Wednesday, June 23, 2010

What do Toyota, Goldman Sachs and BP have in common?

Since The Economics of Integrity came out at the end of February, three huge corporate stories have unfolded, illustrating the phenomenal importance of integrity to a company’s bottom line. Toyota, Goldman Sachs and BP are great examples of what happens when a company’s integrity is called into question. For public companies the market reaction to an integrity breach is swift and the stock is punished. Longer term, though, the costs will also pile up. Think of what faces BP in the future: a bill for damages, the likelihood of more restrictive regulations around the world, less trust from business partners and so on. But it doesn’t have to be like that. If corporations understand the importance of integrity to their bottom line they can learn to protect and promote their most valuable asset. Here are five critical steps to investing in corporate integrity:

1. Keep your promise. Start with your brand since this is your promise to customers. If you promise quality as part of your brand, then make sure you do everything you can to deliver quality. If it’s safety, deliver safety.

2. Make it a win/win for everyone. Make sure what you do benefits everyone involved: shareholders, customers, employees, suppliers and society. If you’re doing anything destructive, stop immediately.

3. Reliability. Go the extra mile to be reliable. Do not cut corners however tempting it may be.

4. Continuous improvement. Focus on how to make the experience and product better for everyone.

5. Feedback. Seek out constant feedback from your employees, customers, suppliers and so on. It’s valuable information to help improve and address problems as they arise.

Wednesday, June 9, 2010

The Woman behind Integrity in the Workplace

While doing research I came across the biography of Alice Hamilton. It made me realize that I knew so little about the people behind some of our most important advances in integrity. Hamilton was born in 1869 into a highly educated family. She received her medical degree from the University of Michigan and took a teaching position in Chicago at Northwestern University. It was in Chicago while living at Hull House with Jane Addams that she started her work which transformed the American workplace.

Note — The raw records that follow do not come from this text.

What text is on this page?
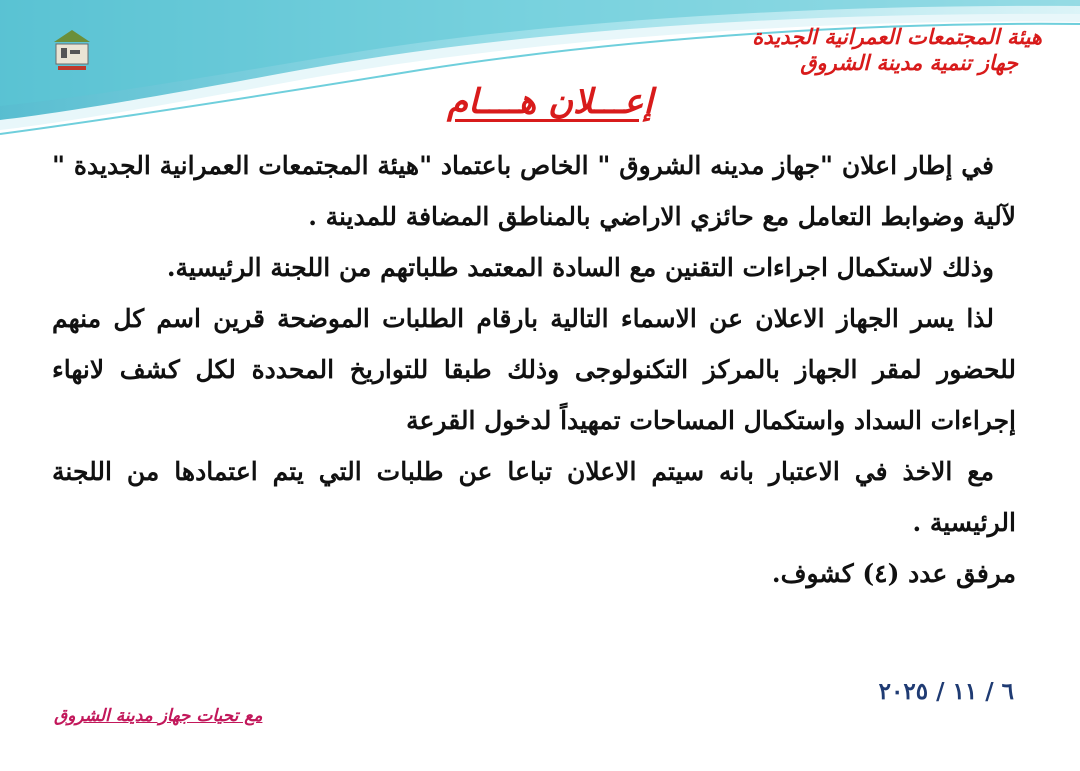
هيئة المجتمعات العمرانية الجديدة
جهاز تنمية مدينة الشروق
إعـــلان هــــام

في إطار اعلان "جهاز مدينه الشروق " الخاص باعتماد "هيئة المجتمعات العمرانية الجديدة " لآلية وضوابط التعامل مع حائزي الاراضي بالمناطق المضافة للمدينة .

وذلك لاستكمال اجراءات التقنين مع السادة المعتمد طلباتهم من اللجنة الرئيسية.

لذا يسر الجهاز الاعلان عن الاسماء التالية بارقام الطلبات الموضحة قرين اسم كل منهم للحضور لمقر الجهاز بالمركز التكنولوجى وذلك طبقا للتواريخ المحددة لكل كشف لانهاء إجراءات السداد واستكمال المساحات تمهيداً لدخول القرعة

مع الاخذ في الاعتبار بانه سيتم الاعلان تباعا عن طلبات التي يتم اعتمادها من اللجنة الرئيسية .

مرفق عدد (٤) كشوف.

٦ / ١١ / ٢٠٢٥
مع تحيات جهاز مدينة الشروق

Hamilton began to wonder why so many workers had curious illnesses and often sickened and died. She began to read research on workplace illness which was being done in Europe but at the time not in the United States. She decided to travel the nation, visiting mines and factories to report on the state of health and workplace practices. Her research was considered so remarkable because it was meticulous, impartial and eye opening. She became the pioneer of occupational health and our laws promoting workplace safety today are the direct result of her work. Incidentally, Hamilton was recognized as a trailblazer and hired in 1918 by Harvard Medical School. She was Harvard’s first female faculty member. In 1935 she retired from Harvard and served as a consultant to the US division of labor standards. She died in 1970.

Hamilton is an important reminder that integrity doesn’t just happen by itself. It takes the effort of individuals and governments over many years. The best part though is that the payoff can last for generations.

Friday, June 4, 2010

Does small business sacrifice integrity more than big business?

At a talk I gave recently, a member of the audience commented that in his experience, a big business was more likely to protect its integrity asset than a small business. As a lawyer for subprime lenders, he found that small lenders were willing to cut corners and operate in grey zones to win business but big lenders simply couldn’t afford to take those same risks. His argument was that a big business understood it had more to lose by exploiting integrity than a small business. It was a provocative idea and quite frankly a distinction that I had never made.

My initial reaction was that size shouldn’t matter. But the more I thought about it the more I determined there was something to it. For one, it’s hard to get big without integrity. So big businesses tend to have a lot of built up integrity. Plus big business can afford to have a long run perspective while small businesses, fighting for daily survival may not.

On the other hand, small business has something that big business doesn’t. Small businesses tend to be run by owners and they have a huge stake in the future of the firm. Big business, on the other hand, is often run by professional managers who don’t have as much invested in the firm’s long run performance.

The temptation to exploit integrity seems to arise when a company is under pressure. If a business can’t figure out how to make money or can’t make enough money to satisfy expectations, there will be enormous pressure to sacrifice integrity for short term money making opportunities, regardless of the future. That could mean that small business often faces greater temptations to cut corners or skirt the law than big business. But the key is whether they cave in to that pressure or not. If anyone knows of studies on this topic I’d love to hear about it. Or just chime in with observations!